Hi,
in the week from 2014-10-13–2014-10-19 Andrew, Jeff, and I worked on the following items around the Analytics Cluster and Analytics related Ops:
* Webstatscollector deployment (Bug 66352, Bug 71790) * Testing potential kafkatee fix * Analytics1021, its partition leader role, and missing data * gp.wmflabs.org showing empty graphs * Database lags * Obtaining HTTPS numbers to assist around POODLE vulnerability * Redeployment of some Hive scripts * Preparations for ua_parser Hive UDF (details below)
Have fun, Christian
* Webstatscollector deployment (Bug 66352, Bug 71790)
As reported previous weeks, new webstatscollector builds have been prepared to stop counting requests to the “Undefined” page (Bug 66352), and to stop counting redirects twice (Bug 71790).

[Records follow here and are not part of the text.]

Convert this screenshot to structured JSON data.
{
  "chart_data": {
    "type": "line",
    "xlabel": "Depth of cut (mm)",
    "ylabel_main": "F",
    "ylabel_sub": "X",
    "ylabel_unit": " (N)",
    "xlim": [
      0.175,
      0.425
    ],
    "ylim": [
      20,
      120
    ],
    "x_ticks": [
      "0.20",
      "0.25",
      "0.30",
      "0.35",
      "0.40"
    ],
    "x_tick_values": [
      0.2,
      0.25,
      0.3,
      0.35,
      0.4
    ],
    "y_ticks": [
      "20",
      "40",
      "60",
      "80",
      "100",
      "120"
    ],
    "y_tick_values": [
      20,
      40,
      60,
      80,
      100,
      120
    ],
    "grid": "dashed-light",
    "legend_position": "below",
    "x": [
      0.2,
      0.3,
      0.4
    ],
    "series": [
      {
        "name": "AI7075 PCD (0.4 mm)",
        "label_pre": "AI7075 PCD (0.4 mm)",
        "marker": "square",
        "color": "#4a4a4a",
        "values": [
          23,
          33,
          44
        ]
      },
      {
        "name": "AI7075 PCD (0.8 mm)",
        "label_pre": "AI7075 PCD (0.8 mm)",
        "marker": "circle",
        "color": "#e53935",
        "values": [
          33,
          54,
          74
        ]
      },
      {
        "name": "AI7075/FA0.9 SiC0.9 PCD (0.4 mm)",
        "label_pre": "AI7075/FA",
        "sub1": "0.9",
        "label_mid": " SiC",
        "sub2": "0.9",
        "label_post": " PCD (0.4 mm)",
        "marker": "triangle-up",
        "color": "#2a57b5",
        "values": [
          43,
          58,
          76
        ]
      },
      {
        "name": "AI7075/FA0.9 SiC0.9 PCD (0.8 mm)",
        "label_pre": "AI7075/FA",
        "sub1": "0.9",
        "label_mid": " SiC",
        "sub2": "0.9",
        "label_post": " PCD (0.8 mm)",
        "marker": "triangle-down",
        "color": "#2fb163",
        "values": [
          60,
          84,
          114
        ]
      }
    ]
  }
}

Those new builds now got deployed to both webstatscollector pipelines.
* Testing potential kafkatee fix
From time to time kafkatee did not consume from all relevant kafka partitions. The kafkatee maintainer provided a potential fix that is running on analytics1003 since. The kafkatee generated files look good for now, but since the issue previously took some time to manifest, the tests need to run a bit longer.
* Analytics1021, its partition leader role, and missing data
Analytics1021 again dropped out of its partition leader role. This is the first time it happened after ACK parameters got tuned on some machines. The tuning proved to be worth it, as the caches with tuned ACK parameters did not see message loss.
Since the issue happened again later, and again exactly the machines with tuned ACK parameters did not see message loss, we can prepare to roll out the tuned ACK parameters more widely.
* gp.wmflabs.org showing empty graphs
In 2013 some graphs of gp.wmflabs.org have been taken offline due to privacy concerns. However, the main dashboard still referenced some of those graphs, and rendered them as empty graphs. This made the dashboard /look/ broken, although the public graphs were rendered as expected. We updated the dashboard to no longer reference offline graphs, so the dashboard does not look broken any longer.
* Database lags
Due to different, unrelated causes, some databases lagged considerably during this week. Ops got the databases back to normal again.
* Obtaining HTTPS numbers to assist around POODLE vulnerability
In order to decide on how to address the POODLE vulnerability, Ops needed numbers on usage of HTTPS for old browsers. Since this data is not prepared automatically, we extracted the numbers from the logs.
* Redeployment of some Hive scripts
It seems an unannounced Friday deployment during the SF hackathon angered the deployment gods, and caused some Oozie/Hive jobs to not run correctly. So we had to fix the setup, resubmit the jobs, and backfill the missing data. No data got lost.
* Preparations for ua_parser UDF
There is a push from several sides to have a Hive UDF that can parse User-Agents. A good part of time was spent implementing, and reviewing this UDF. But it's not yet merged and will require a bit more work.